Over the past 15 years Kenya has made marked progress in improving key health outcomes, but much remains to be done to improve the quality of care provided at both public and private facilities across the country. This is according to data from AMREF which also states that management deficiencies, personnel and financial constraints, lack of adherence to hygiene standards, and shortages of medical equipment are among the factors which undermine the quality of care. The AMREF analysis goes on to state, “This, in turn, leads to low utilisation of health services, particularly by the millions of Kenyans who do not have health insurance and must pay directly for care.”
The government is working hand in hand with several organisations like GIZ to improve the quality of healthcare in the country. This is in line with President Uhuru Kenyatta’s Big 4 agenda, one of which is to achieve universal health coverage in the country as it looks to provide affordable health care for all. All these are efforts that the country is undertaking to enhance its healthcare attraction within the bloc.
Offering specialisation treatments
A 2019 Healthcare Market Insights on Kenya by Medic East Africa shows that Kenya has established itself as an East African business hub and a key pharmaceutical market.

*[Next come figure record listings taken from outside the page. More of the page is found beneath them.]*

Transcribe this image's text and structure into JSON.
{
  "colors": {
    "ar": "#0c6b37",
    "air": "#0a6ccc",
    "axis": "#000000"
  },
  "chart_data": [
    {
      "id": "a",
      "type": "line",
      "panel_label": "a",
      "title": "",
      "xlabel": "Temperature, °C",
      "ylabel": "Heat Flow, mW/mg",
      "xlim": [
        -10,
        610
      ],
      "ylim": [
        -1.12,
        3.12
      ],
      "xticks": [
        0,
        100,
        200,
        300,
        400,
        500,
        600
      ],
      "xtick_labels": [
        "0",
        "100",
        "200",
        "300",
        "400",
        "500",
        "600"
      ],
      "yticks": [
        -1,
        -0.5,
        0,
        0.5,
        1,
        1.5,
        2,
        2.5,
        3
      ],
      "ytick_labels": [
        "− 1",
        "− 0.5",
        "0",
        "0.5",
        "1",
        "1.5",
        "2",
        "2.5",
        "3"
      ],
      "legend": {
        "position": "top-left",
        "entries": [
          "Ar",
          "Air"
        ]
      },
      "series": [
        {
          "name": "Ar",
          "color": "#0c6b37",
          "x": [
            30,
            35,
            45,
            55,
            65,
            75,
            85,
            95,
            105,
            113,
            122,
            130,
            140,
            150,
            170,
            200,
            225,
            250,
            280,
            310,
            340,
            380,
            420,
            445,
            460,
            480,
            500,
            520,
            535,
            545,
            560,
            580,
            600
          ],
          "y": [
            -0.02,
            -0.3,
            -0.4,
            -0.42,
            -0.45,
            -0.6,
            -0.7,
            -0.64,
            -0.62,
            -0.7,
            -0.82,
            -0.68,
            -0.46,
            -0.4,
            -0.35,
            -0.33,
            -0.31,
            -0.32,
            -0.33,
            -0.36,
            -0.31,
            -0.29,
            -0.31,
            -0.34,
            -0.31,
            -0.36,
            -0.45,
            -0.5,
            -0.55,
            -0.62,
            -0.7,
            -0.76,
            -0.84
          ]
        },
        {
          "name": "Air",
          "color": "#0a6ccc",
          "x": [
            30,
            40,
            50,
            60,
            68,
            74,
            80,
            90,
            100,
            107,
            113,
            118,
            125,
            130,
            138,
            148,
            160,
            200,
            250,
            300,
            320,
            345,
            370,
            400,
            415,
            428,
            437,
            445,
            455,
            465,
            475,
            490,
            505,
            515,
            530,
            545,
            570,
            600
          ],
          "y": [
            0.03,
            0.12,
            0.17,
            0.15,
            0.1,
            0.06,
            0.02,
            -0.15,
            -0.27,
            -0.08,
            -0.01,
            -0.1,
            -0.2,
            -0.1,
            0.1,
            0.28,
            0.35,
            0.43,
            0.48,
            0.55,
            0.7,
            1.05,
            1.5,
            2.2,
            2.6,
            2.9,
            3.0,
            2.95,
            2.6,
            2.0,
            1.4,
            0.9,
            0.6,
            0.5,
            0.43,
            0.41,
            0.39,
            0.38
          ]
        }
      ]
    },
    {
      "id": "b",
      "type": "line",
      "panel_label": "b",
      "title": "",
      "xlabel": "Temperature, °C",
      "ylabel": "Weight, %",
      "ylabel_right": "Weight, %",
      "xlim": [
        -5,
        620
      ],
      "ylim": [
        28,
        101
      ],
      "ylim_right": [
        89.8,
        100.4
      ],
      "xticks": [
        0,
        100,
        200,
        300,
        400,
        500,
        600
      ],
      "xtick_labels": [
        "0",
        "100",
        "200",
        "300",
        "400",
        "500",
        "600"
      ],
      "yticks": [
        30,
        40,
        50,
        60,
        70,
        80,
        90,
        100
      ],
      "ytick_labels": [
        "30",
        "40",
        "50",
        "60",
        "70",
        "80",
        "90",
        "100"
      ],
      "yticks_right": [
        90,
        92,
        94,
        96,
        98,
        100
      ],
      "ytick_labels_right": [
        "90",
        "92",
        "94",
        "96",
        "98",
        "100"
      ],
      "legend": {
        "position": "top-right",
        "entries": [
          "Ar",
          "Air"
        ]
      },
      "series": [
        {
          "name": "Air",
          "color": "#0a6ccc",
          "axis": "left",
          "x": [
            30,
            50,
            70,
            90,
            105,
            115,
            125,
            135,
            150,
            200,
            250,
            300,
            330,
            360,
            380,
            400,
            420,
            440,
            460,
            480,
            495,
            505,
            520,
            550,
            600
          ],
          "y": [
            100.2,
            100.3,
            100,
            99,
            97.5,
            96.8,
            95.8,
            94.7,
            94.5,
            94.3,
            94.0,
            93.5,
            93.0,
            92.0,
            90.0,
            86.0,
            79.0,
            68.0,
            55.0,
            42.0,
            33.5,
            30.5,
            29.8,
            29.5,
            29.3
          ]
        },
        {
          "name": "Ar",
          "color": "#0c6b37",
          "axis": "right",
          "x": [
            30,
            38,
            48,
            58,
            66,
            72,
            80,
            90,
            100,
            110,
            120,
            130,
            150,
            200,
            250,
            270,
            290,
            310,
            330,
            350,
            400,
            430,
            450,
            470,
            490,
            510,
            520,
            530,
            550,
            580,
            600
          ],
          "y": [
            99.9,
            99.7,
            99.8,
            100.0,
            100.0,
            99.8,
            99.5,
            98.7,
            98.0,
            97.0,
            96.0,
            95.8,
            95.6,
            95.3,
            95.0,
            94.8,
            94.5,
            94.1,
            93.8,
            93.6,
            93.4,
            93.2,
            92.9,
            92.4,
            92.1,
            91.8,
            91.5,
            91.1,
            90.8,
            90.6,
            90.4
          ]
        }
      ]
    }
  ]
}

Authorities are also investing in regulatory improvement initiatives, which will complement their efforts to achieve universal healthcare coverage.
In terms of specialised treatment, Kenya is famed for having the first ever comprehensive cancer centre in the region. This is the HCG CCK Cancer Centre that has various facilities like radiation therapy, specialised oncology treatments, palliative care and patient support all under one roof.
Kenya is also home to East Africa’s kidney institute placing it at the helm of kidney research on the bloc. The country also provides top quality, comprehensive and cost-effective cardiac care to patients from within Kenya, other East African nations and beyond through Africa Heart Associates based in Nairobi through the Aga Khan Hospital, The Nairobi Hospital, and MP Shah Hospital.
Generally East African countries continue to face health challenges including large numbers of maternal and child mortality rates and the adverse effects of infectious diseases. Each country faces challenges within its health system that hinders its government’s capacity to meet the needs of its most vulnerable people.
An analysis from Medic East Africa shows that in a bid to grow the health sector in Kenya, private hospitals have rolled out multi-billion shilling expansion projects in order to meet the current and expected growth in demand for quality healthcare services as the country’s middle class population grows.
“The Aga Khan University Hospital, Nairobi Hospital, Avenue Group, Coptic Hospital, Kenyatta University and AAR Health Services have all launched major development schemes that will see new branches opened and services broadened. Similarly, in August 2016, India-based Grant Medical Foundation’s Ruby Hall Clinic launched a 400-bed facility in Kenya, with a focus on cardiology and oncology,” reads the report in part.
Based on industry analysis, Kenya is still ahead when it comes to medical care in the region, though other countries are also catching up.